Compressing Graphs (Kolmogorov complexity of graphs)

Li and Vitányi in their standard textbook on Kolmogorov complexity (3rd edition, p.456) observe

Almost all strings have high complexity. Therefore, almost all tournaments and almost all undirected graphs have high complexity.

This is made more precise in Section 6.4. In particular, they show that the number of distinct isomorphism classes of undirected graphs with $n$ vertices asymptotically approaches $2^\binom{n}{2}/n!$, with only a small error.

By Stirling's approximation, the Kolmogorov complexity of undirected graphs with $n$ vertices can then be seen to be close to $n(n-1)/2 + c$ bits. For undirected graphs the adjacency matrix is symmetric and has 0's on the diagonal, so one only needs to store the $n(n-1)/2$ bits above the diagonal.

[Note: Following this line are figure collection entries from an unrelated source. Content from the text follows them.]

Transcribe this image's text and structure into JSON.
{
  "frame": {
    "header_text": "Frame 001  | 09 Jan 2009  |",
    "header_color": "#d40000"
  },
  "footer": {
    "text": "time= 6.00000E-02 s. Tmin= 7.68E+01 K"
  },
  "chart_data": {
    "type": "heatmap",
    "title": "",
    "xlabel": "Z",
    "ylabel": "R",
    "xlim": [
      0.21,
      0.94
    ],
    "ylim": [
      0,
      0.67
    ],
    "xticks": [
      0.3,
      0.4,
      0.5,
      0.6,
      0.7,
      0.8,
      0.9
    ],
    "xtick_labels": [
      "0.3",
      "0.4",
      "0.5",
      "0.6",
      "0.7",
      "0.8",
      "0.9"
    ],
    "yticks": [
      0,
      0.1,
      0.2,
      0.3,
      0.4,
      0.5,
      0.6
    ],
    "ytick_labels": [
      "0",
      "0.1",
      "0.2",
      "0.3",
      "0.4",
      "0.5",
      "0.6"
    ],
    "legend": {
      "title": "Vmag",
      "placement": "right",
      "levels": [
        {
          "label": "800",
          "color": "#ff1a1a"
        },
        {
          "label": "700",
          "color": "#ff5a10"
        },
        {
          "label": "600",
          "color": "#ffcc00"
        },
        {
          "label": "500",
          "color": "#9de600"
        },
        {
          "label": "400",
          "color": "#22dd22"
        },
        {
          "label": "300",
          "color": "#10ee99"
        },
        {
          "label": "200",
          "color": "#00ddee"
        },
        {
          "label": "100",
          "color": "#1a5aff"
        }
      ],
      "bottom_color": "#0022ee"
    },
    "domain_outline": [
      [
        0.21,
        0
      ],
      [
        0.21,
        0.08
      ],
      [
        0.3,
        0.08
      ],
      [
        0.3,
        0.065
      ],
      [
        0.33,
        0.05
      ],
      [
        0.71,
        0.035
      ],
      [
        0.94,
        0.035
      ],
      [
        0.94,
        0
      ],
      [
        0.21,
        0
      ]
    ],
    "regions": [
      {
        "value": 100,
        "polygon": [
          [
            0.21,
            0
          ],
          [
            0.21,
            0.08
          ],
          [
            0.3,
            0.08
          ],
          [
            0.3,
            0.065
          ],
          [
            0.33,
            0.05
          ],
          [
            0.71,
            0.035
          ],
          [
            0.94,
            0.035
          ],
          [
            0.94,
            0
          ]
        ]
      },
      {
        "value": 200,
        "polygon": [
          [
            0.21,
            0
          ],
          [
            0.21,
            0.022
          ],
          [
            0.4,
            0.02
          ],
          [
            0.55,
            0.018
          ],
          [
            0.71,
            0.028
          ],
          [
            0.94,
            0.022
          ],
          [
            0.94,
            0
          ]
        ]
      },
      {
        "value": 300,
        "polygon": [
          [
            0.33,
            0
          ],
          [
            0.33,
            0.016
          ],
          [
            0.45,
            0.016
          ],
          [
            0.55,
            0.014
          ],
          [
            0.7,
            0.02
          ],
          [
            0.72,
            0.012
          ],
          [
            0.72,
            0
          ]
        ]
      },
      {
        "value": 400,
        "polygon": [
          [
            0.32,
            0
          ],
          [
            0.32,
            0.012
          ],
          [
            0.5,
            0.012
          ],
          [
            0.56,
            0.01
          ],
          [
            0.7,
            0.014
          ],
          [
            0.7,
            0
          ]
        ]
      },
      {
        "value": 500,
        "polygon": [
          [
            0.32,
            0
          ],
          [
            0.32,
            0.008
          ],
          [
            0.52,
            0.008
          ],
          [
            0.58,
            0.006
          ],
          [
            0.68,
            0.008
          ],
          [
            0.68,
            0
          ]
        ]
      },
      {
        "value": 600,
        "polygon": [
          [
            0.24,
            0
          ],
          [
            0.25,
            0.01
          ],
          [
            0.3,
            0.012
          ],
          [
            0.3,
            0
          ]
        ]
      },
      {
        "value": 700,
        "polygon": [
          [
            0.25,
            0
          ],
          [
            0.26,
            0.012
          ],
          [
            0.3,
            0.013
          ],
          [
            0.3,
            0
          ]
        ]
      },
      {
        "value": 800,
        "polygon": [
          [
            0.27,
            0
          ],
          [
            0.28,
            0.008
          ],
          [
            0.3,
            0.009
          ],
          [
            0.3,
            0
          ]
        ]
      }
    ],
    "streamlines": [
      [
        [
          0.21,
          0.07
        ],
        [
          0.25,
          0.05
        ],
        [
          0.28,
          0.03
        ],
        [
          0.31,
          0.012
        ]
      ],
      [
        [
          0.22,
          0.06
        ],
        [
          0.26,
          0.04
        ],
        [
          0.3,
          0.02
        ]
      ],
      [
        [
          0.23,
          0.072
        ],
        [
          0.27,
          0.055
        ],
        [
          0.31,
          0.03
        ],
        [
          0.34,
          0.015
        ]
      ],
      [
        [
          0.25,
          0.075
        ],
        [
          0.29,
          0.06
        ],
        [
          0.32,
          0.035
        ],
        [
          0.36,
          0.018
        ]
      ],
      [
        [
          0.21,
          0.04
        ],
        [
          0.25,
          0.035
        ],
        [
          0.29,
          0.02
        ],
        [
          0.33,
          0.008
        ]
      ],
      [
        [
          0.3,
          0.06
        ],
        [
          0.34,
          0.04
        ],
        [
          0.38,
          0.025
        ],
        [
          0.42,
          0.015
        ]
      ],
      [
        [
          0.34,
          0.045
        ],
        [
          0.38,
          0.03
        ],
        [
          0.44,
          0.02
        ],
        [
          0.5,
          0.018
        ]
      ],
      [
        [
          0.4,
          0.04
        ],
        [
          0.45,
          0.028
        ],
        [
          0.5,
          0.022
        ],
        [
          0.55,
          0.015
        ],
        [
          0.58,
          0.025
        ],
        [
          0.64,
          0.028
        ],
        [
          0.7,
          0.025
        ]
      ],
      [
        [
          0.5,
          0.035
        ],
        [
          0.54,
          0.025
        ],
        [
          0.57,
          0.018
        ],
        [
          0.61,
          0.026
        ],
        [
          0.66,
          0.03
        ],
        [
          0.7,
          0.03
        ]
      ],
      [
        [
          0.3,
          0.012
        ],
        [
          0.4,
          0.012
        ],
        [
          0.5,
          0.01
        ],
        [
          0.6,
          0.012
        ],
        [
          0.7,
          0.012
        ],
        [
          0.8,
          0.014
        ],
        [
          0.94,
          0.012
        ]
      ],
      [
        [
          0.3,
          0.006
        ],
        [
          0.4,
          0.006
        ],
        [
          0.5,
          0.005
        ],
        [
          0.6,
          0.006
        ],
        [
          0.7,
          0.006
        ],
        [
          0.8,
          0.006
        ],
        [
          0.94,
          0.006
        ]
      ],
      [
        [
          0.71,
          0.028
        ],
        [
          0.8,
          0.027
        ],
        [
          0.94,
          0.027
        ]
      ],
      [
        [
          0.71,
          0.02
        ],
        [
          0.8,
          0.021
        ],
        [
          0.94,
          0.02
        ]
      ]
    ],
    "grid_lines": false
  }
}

This makes more precise the claim made in another answer, that the adjacency matrix representation is optimal. (Note that close in this argument may still be an unbounded function of $n$; see also Lemma 6.4.6 and the comment after it.)

  • Ming Li and Paul Vitányi, An Introduction to Kolmogorov Complexity and Its Applications, 3rd edition, Springer-Verlag, 2008. doi: 10.1007/978-0-387-49820-1

Each graph can be uniquelly represented as an adjacency matrix. This is simply an nxn matrix of values 0,1. Each graph can therefore be expressed uniquely as a string of length n^2 by sequentially concatenating each line. Graphs with cycles and directed graphs are also uniquely represented.

Examples:
The complete graph of degree 3 can be expressed as 011-101-110 -> 011101110
The graph with Nodes {1,2,3} and edges {{1, 2},{1,3}} can be expressed as 011-100-100 -> 011100100

From this representation and from kolmogorov complexity certain statements become evident.

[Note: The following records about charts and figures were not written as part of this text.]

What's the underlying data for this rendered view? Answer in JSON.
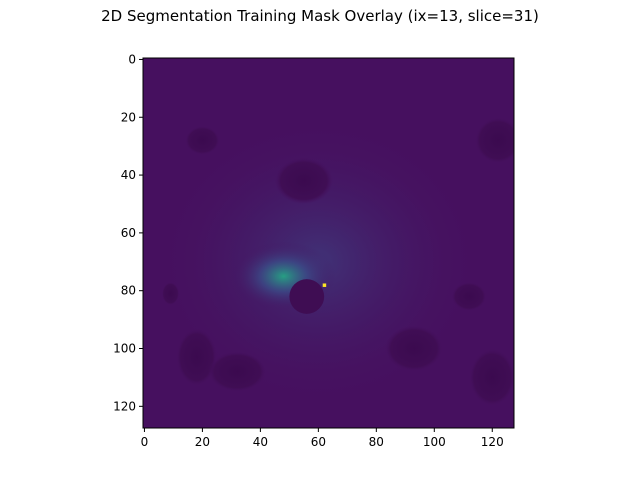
{
  "chart_data": {
    "type": "heatmap",
    "title": "2D Segmentation Training Mask Overlay (ix=13, slice=31)",
    "xlabel": "",
    "ylabel": "",
    "xlim": [
      -0.5,
      127.5
    ],
    "ylim": [
      127.5,
      -0.5
    ],
    "x_ticks": [
      0,
      20,
      40,
      60,
      80,
      100,
      120
    ],
    "y_ticks": [
      0,
      20,
      40,
      60,
      80,
      100,
      120
    ],
    "x_tick_labels": [
      "0",
      "20",
      "40",
      "60",
      "80",
      "100",
      "120"
    ],
    "y_tick_labels": [
      "0",
      "20",
      "40",
      "60",
      "80",
      "100",
      "120"
    ],
    "grid": false,
    "colormap": "viridis",
    "image_shape": [
      128,
      128
    ],
    "colors": {
      "background": "#46105f",
      "dark_structure": "#3f0d53",
      "mid_signal": "#3a4f8a",
      "bright_signal": "#25a584",
      "peak": "#fde725"
    },
    "regions": [
      {
        "label": "hyperintense ring",
        "center": [
          48,
          75
        ],
        "radius": 12,
        "intensity": 0.55
      },
      {
        "label": "dark lumen",
        "center": [
          56,
          82
        ],
        "radius": 6,
        "intensity": 0.0
      },
      {
        "label": "mask peak",
        "center": [
          62,
          78
        ],
        "radius": 1,
        "intensity": 1.0
      }
    ]
  }
}
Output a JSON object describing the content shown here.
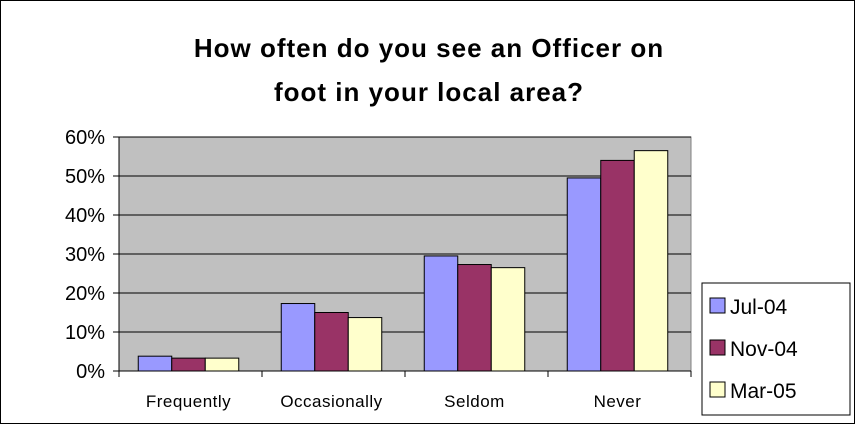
{
  "chart_data": {
    "type": "bar",
    "title_lines": [
      "How often do you see an Officer on",
      "foot in your local area?"
    ],
    "categories": [
      "Frequently",
      "Occasionally",
      "Seldom",
      "Never"
    ],
    "series": [
      {
        "name": "Jul-04",
        "values": [
          3.8,
          17.3,
          29.5,
          49.5
        ],
        "color": "#9999ff"
      },
      {
        "name": "Nov-04",
        "values": [
          3.3,
          15.0,
          27.3,
          54.0
        ],
        "color": "#993366"
      },
      {
        "name": "Mar-05",
        "values": [
          3.3,
          13.7,
          26.5,
          56.5
        ],
        "color": "#ffffcc"
      }
    ],
    "ylim": [
      0,
      60
    ],
    "yticks": [
      0,
      10,
      20,
      30,
      40,
      50,
      60
    ],
    "ytick_labels": [
      "0%",
      "10%",
      "20%",
      "30%",
      "40%",
      "50%",
      "60%"
    ],
    "grid": true,
    "plot_background": "#c0c0c0",
    "legend_position": "right"
  }
}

(1) For any other representation of graphs, there exists a constant c such that the conditional kolgomorov complexity on this representation saves at most c bits from the kolmogorov complexity from adjacency matrix.

(2) Sparse graphs are highly compressible (adjacency matrix of sparse graph contain a lot of zeroes versus very few ones)

(3) if all you care about is about equivalency classes between graphs.
Program p1(n) := find the nth graph g such that no graph preceding (in my representation) is isomorphic,.
Program p2(n) := find the smallest graph that is isomorphic to the graph n.
program p3(n) := find the n' such that p1(n') = p2(n)
p3 is the function that compresses a graph
p1 is the decompression function


Graph compression algorithms are starting to be used in biological applications (e.g. Itzkovitz, et al. Coarse-graining and self-dissimilarity of complex networks; L. Peshkin, Structure induction by lossless graph compression; M. Hayashida and T. Akutsu Comparing biological networks via graph compression). Unlike the pure mathematical side, the networks involved are not the whole class of (non-isomorphic) (un)labelled graphs.

Motivated by string compression, these algorithms can detect frequently occurring induced subgraphs. Recently, the related topic of network motifs (small connected subgraphs that occur as an induced subgraph significantly more frequently than in randomized networks) has received an explosion of interest. It is hoped that graph compression algorithms can provide insight into network motifs (and other small induced sugraphs, or "graphlets"), and thus provide insight into the (biological) network as a whole.